学术前沿速递 |《Journal of Operations Management》论文精选

 

本文精选了管理学国际顶刊《Journal of Operations Management》近期发表的论文,提供管理学研究领域最新的学术动态。

 

Omni-channel retailing on platforms: Disentangling the effects of channel integration and inter-platform function usage difference

原刊和作者:

Journal of Operations Management Volume69 Issue2

Jie Fang (University of Nottingham)

Hefu Liu (University of Science and Technology of China)

Zhao Cai (University of Nottingham)

Chee-Wee Tan (Copenhagen Business School)

Abstract

The rise of omni-channel retailing poses challenges for e-marketplace platforms. To retain third-party sellers in the face of competitive pressure from rivals, e-marketplace platforms are compelled to provide support for online-offline channel integration (OOCI). However, the provision of OOCI support can adversely affect an OOCI-enabled platform's product sales growth by encouraging consumers to switch to brick-and-mortar stores operated by third-party sellers. To ascertain how the OOCI-enabled platform can outperform under such circumstances, we analyzed data on sales of 51,409 products on a dominant Chinese e-marketplace platform as well as inter-platform function usage difference across 209 third-party sellers. Combining propensity score matching with hierarchical linear modeling, we discovered that informational OOCI (e.g., concurrent availability of a product on both online and offline channels) negatively influences the OOCI-enabled platform's product sales growth, whereas the effect of physical OOCI (e.g., the option of store pickup for online purchases) is not significant.

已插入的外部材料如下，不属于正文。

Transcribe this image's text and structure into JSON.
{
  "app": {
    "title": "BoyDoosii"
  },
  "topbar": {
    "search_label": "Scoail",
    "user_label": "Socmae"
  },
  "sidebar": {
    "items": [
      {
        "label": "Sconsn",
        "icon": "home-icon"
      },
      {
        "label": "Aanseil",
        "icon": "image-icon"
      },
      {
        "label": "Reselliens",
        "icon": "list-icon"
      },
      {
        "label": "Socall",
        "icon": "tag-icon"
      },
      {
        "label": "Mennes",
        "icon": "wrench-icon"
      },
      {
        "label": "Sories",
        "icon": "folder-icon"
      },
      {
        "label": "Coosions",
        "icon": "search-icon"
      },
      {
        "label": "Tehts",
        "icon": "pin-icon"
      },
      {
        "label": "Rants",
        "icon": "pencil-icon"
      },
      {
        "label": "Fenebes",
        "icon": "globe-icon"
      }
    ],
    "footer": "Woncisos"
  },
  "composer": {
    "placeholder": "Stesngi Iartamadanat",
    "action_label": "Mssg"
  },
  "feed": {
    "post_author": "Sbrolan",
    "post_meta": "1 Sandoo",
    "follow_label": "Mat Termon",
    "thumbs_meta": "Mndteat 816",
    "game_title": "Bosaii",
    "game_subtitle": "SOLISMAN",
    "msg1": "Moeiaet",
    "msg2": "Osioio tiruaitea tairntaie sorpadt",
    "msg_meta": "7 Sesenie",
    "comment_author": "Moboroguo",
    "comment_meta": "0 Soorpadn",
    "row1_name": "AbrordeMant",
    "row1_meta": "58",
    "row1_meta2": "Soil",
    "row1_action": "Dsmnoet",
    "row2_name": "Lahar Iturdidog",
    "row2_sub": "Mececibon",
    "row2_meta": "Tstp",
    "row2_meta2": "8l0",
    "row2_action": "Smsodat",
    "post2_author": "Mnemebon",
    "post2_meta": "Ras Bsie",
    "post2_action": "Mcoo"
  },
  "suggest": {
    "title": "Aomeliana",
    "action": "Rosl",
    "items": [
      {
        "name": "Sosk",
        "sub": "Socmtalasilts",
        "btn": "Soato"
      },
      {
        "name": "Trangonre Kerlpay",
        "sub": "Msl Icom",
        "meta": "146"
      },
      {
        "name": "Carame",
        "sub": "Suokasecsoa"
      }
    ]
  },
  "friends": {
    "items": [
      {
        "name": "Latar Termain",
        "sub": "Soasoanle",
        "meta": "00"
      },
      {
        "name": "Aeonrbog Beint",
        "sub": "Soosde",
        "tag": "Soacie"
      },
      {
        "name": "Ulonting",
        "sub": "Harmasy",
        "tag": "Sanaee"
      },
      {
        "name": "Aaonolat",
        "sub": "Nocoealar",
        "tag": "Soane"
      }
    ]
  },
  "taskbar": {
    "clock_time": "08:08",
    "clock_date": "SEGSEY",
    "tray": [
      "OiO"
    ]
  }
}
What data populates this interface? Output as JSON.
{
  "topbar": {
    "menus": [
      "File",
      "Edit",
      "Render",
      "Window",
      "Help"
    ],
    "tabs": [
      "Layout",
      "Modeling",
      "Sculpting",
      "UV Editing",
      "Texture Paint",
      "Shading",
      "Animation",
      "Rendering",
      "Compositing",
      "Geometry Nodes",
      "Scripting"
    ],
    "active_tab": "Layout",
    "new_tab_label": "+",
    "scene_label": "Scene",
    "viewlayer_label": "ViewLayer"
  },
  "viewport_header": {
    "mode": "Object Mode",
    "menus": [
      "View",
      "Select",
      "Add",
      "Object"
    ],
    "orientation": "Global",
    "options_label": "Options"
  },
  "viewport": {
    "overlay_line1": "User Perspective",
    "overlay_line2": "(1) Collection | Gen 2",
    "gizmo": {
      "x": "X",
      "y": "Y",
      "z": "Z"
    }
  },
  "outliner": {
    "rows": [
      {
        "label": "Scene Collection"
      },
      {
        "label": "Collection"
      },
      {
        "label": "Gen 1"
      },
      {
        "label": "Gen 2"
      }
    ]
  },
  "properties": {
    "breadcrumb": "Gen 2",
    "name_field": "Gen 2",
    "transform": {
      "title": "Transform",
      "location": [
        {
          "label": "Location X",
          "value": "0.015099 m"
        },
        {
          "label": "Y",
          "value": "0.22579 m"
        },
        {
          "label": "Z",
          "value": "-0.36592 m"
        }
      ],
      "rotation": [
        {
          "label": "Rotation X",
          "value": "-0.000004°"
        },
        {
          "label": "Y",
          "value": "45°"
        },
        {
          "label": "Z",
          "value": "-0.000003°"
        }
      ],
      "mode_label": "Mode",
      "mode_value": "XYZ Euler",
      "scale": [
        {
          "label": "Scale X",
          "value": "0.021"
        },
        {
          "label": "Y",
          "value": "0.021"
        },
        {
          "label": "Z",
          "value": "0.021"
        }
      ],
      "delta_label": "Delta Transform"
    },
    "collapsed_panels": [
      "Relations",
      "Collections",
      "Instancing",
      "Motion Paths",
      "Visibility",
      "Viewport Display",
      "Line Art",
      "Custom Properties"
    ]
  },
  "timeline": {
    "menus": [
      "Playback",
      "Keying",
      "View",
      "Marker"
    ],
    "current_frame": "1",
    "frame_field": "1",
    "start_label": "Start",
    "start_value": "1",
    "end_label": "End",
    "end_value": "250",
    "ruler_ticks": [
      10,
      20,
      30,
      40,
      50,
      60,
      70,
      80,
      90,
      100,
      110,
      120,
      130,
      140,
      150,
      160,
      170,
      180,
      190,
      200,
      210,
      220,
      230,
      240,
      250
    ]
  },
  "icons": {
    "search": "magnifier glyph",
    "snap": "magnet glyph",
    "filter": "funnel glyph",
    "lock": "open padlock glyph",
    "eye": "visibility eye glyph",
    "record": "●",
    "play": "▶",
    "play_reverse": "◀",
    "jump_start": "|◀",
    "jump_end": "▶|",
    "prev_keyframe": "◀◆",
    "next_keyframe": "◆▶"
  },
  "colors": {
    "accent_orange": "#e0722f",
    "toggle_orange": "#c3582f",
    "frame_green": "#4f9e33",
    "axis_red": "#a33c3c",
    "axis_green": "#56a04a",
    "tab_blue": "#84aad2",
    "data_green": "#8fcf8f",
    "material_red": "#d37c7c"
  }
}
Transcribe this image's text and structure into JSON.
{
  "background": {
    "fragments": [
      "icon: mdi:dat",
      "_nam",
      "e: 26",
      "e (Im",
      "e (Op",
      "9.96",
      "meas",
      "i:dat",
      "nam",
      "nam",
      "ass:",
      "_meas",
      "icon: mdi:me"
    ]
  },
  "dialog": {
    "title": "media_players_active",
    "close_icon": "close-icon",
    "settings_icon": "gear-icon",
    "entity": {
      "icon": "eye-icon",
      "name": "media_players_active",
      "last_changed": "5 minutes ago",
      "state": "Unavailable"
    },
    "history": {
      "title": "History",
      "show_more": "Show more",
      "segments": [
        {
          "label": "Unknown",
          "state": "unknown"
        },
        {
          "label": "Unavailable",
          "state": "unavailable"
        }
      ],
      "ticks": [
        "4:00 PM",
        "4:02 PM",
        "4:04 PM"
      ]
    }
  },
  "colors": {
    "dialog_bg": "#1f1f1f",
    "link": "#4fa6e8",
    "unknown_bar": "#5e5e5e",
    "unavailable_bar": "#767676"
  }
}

Additionally, we found that the three constituent sub-dimensions of third-party sellers' inter-platform function usage difference (i.e., volume difference, category orientation specialization, and uniqueness) moderate the impact of OOCI on the OOCI-enabled platform's product sales growth differently. Findings from this study thus yield actionable guidelines for e-marketplace platforms pursuing omni-channel retailing strategies.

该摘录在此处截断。